A precise structural organization of epithelial cells is needed for the proper functioning and development of different tissues. The epithelial cell packing mechanism is associated with mechanical interactions between cells that place the tissue in a state with the lowest free energy. In addition, planar cell polarity has been recognized as another important mechanism for the epithelial organization that ensures the orientational ordering of the cells. Planar cell polarity is a consequence of an asymmetric distribution of certain transmembrane proteins, which is driven by specific intracellular signaling pathways. Mutations and other disruptions of these pathways were found to cause an impaired cytoarchitecture of the epithelium layer. Mutant cells with disrupted activities of signaling proteins basically represent topological defects in the polarization patterns of adjacent cells, which can lead to dysfunctions in tissue operation. Motivated by the fact that regional variations of bond tensions were found in the vicinity of mutant cells, we implement a computational model that combines the tissue development processes following the concept of free energy minimization and the cellular polarization. Our results reveal that a decrease in mechanical interactions between normal and mutant epithelium cells represents a conceivable regulatory mechanism that diminishes the impact of topological defects caused by mutant cells.

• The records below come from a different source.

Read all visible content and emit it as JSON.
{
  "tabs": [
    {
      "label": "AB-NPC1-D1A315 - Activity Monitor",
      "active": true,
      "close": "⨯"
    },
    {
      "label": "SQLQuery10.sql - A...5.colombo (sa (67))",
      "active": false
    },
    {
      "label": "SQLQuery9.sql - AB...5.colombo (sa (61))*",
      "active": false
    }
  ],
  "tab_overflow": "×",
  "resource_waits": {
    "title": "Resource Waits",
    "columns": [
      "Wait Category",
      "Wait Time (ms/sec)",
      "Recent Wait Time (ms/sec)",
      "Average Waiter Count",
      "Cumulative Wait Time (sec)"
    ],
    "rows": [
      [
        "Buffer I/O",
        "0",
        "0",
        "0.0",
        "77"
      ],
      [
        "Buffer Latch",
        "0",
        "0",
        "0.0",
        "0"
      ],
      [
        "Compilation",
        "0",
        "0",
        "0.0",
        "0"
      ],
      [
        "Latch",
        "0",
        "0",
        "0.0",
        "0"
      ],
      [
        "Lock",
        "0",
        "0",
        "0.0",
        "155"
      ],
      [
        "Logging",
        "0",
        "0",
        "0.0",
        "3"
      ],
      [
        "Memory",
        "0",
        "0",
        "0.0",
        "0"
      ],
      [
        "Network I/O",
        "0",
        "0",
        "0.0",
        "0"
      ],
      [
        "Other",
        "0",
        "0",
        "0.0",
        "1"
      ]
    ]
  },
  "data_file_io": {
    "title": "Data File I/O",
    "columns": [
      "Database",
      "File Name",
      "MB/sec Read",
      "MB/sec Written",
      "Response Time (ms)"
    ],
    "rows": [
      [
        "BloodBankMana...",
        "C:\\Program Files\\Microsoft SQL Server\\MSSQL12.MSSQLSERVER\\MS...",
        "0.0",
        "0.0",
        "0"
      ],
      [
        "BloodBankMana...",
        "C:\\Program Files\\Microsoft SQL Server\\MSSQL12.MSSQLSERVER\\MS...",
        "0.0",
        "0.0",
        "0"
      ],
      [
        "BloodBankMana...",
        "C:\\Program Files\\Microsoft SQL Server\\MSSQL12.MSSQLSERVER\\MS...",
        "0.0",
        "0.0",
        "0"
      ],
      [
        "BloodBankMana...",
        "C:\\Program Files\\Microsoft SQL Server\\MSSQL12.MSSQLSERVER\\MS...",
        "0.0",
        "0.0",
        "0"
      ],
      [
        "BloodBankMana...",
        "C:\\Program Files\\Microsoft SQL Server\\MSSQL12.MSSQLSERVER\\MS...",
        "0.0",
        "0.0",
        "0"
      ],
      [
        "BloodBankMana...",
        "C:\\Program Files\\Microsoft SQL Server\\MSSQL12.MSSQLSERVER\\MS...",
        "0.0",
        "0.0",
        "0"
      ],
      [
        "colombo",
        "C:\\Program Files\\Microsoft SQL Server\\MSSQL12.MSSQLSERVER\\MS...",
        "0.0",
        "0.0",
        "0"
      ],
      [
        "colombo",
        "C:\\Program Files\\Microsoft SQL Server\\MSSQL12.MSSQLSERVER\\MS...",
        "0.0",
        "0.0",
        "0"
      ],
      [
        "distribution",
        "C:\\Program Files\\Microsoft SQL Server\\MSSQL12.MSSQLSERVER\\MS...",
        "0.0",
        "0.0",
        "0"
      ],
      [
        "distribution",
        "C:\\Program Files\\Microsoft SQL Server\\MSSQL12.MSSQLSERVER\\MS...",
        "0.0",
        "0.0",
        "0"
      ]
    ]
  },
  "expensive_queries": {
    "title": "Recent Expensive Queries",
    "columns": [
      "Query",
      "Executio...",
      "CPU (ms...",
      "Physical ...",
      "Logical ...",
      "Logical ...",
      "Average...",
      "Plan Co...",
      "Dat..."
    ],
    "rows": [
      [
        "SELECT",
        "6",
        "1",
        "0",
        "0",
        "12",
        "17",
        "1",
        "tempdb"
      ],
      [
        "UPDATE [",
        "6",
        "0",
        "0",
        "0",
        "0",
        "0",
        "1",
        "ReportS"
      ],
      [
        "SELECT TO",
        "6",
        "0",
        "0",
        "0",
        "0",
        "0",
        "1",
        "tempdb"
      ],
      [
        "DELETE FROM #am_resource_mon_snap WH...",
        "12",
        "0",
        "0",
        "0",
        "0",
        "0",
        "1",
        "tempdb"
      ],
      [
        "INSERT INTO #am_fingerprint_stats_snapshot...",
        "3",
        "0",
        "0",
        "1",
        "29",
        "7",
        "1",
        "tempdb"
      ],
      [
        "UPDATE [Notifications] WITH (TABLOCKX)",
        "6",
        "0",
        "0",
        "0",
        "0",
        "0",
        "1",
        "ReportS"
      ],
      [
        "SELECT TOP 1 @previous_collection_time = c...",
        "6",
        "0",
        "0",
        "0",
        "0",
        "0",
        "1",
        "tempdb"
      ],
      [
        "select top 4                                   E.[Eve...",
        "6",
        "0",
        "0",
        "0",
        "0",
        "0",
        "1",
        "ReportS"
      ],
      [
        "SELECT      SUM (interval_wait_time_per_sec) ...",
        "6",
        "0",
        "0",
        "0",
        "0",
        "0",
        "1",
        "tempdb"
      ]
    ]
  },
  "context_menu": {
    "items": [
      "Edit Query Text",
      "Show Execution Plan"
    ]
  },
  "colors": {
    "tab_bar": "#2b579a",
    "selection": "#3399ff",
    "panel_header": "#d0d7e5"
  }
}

上皮细胞的精确结构组织对于不同组织的正常功能和发育是必需的。上皮细胞堆积机制与使组织处于具有最低自由能状态的细胞之间的机械相互作用有关。另外，平面细胞极性被认为是确保细胞定向排列的上皮组织的另一重要机制。平面细胞极性是某些跨膜蛋白不对称分布的结果，这是由特定的细胞内信号传导途径驱动的。发现这些途径的突变和其他破坏会导致上皮层的细胞结构受损。具有信号传导蛋白活性被破坏的突变细胞基本上代表相邻细胞的极化模式中的拓扑缺陷，这可能导致组织运作的功能障碍。受在突变细胞附近发现键张力的区域变化这一事实的启发，我们实现了一种计算模型，该模型结合了遵循自由能最小化和细胞极化的概念的组织发育过程。我们的研究结果表明正常和突变上皮细胞之间的机械相互作用的减少代表了一种可能的调节机制，该机制减少了突变细胞引起的拓扑缺陷的影响。受在突变细胞附近发现键张力的区域变化这一事实的启发，我们实现了一种计算模型，该模型结合了遵循自由能最小化和细胞极化的概念的组织发育过程。我们的研究结果表明正常和突变上皮细胞之间的机械相互作用的减少代表了一种可能的调节机制，该机制减少了突变细胞引起的拓扑缺陷的影响。受在突变细胞附近发现键张力的区域变化这一事实的启发，我们实现了一种计算模型，该模型结合了遵循自由能最小化和细胞极化的概念的组织发育过程。我们的研究结果表明正常和突变上皮细胞之间的机械相互作用的减少代表了一种可能的调节机制，该机制减少了突变细胞引起的拓扑缺陷的影响。